La délamination est la perte localisée de toute l’épaisseur d’un revêtement et est causée par l’absence de liaison entre le revêtement et la chaussée d’origine. Encore une fois, l’eau est l’agent causal, spécifiquement lorsque l’incursion d’eau se produit entre deux couches de la chaussée. Cependant, le délaminage est généralement confiné à la zone de passage des roues et il faut plusieurs années après le revêtement pour qu’il devienne un problème sérieux, mais une fois qu’il se produit, la chaussée est difficile à réparer. Le nettoyage de l’ancienne surface et l’application d’une émulsion d’asphalte comme couche d’accrochage (une fine couche d’asphalte utilisée dans la construction ou le rechargement de routes et d’autoroutes) aideront à atténuer le problème et sont particulièrement utiles lorsque l’épaisseur du revêtement est de deux pouces (50 mm) ou moins.

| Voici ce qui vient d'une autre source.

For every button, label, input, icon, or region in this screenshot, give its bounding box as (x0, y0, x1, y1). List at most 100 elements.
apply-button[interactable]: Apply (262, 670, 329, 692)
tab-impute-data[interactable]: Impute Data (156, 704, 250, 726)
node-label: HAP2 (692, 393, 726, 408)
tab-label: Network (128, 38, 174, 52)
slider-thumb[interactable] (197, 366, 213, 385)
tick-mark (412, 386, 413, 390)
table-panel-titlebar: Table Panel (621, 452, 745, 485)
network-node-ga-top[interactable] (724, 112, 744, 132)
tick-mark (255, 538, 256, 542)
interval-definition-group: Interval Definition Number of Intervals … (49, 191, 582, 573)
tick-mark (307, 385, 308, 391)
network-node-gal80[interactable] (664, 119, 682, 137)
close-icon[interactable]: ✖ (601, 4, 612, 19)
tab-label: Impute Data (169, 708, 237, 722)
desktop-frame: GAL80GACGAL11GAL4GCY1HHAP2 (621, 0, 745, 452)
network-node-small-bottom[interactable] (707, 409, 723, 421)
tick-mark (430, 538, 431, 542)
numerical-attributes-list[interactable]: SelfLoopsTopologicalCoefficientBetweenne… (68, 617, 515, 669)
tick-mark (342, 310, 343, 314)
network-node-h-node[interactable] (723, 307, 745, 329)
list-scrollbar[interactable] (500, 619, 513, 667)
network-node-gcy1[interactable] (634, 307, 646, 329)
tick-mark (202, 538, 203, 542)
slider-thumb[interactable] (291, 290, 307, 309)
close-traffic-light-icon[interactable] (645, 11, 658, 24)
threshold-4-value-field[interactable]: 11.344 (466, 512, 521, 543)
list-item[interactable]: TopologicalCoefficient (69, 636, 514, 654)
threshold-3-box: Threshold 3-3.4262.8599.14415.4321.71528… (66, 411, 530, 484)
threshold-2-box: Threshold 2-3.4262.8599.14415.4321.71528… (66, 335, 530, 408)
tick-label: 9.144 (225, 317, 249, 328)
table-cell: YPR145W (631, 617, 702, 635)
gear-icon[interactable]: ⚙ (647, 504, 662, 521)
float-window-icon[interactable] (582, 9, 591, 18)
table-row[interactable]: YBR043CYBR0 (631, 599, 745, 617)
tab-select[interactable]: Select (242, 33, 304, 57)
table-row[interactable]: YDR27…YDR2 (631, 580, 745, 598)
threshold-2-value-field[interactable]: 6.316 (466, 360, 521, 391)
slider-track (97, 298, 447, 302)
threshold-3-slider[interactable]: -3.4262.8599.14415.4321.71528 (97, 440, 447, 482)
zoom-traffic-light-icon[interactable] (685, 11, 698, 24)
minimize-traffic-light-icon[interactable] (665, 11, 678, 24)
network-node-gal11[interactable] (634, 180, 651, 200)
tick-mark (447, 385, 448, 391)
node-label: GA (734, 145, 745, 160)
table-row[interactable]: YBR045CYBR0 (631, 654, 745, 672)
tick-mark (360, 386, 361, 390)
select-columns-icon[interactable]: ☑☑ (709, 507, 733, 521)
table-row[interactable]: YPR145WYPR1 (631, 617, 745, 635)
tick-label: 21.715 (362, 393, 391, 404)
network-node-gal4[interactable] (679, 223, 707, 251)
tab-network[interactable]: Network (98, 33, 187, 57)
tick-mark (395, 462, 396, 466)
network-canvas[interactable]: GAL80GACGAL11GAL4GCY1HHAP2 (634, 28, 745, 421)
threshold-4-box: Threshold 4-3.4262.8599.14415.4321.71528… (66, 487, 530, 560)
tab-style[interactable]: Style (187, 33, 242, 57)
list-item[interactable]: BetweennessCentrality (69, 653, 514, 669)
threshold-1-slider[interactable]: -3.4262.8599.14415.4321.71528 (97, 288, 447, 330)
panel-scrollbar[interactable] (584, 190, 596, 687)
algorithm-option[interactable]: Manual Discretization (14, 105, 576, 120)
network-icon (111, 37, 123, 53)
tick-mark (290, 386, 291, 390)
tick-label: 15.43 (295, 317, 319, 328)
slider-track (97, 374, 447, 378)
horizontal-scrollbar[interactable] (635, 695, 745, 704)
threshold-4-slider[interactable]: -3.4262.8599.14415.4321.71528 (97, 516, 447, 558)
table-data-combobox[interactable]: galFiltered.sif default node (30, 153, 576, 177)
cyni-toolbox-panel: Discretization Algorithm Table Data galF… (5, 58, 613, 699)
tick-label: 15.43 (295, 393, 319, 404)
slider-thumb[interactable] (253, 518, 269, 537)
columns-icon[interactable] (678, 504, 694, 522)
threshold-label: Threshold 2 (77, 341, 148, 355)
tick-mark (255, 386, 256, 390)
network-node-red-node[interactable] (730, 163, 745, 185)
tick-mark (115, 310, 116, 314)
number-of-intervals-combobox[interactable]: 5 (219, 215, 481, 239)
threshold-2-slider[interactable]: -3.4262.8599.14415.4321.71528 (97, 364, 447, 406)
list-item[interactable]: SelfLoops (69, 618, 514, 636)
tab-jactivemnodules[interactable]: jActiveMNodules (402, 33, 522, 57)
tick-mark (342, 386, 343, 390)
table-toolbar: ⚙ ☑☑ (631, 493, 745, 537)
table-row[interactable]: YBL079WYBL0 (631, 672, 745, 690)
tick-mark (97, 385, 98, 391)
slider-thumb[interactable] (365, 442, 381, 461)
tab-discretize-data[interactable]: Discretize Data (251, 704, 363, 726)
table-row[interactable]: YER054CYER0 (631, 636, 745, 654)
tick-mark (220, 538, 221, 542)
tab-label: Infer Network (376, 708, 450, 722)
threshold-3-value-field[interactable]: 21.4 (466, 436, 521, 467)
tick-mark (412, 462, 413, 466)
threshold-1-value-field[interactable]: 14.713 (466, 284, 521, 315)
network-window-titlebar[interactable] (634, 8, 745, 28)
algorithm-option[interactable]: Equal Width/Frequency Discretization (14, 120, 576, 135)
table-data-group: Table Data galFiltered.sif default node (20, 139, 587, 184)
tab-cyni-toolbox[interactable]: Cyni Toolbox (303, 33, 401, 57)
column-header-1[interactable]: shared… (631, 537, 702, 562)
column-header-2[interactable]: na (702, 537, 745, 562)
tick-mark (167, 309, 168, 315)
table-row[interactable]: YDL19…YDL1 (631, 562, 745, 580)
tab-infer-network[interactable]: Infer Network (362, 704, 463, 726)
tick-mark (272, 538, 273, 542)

Les nids-de-poule sont des trous en forme de bol de différentes tailles dans une chaussée résultant d’une désintégration localisée sous la circulation. Ils provoquent un mauvais alignement des roues et peuvent commencer par une petite fissure qui laisse entrer l’eau et affaiblit la base de la route, ou une petite zone de raclage qui s’étend sur toute la profondeur, ou encore tout un tas de nids de poule peuvent apparaître du jour au lendemain dans une zone de fissures en alligator d’une chaussée mince. Des sols pauvres, un mauvais drainage, une surface d’asphalte trop mince, un mauvais compactage et un mauvais entretien de la chaussée peuvent tous conduire à la formation de nids-de-poule.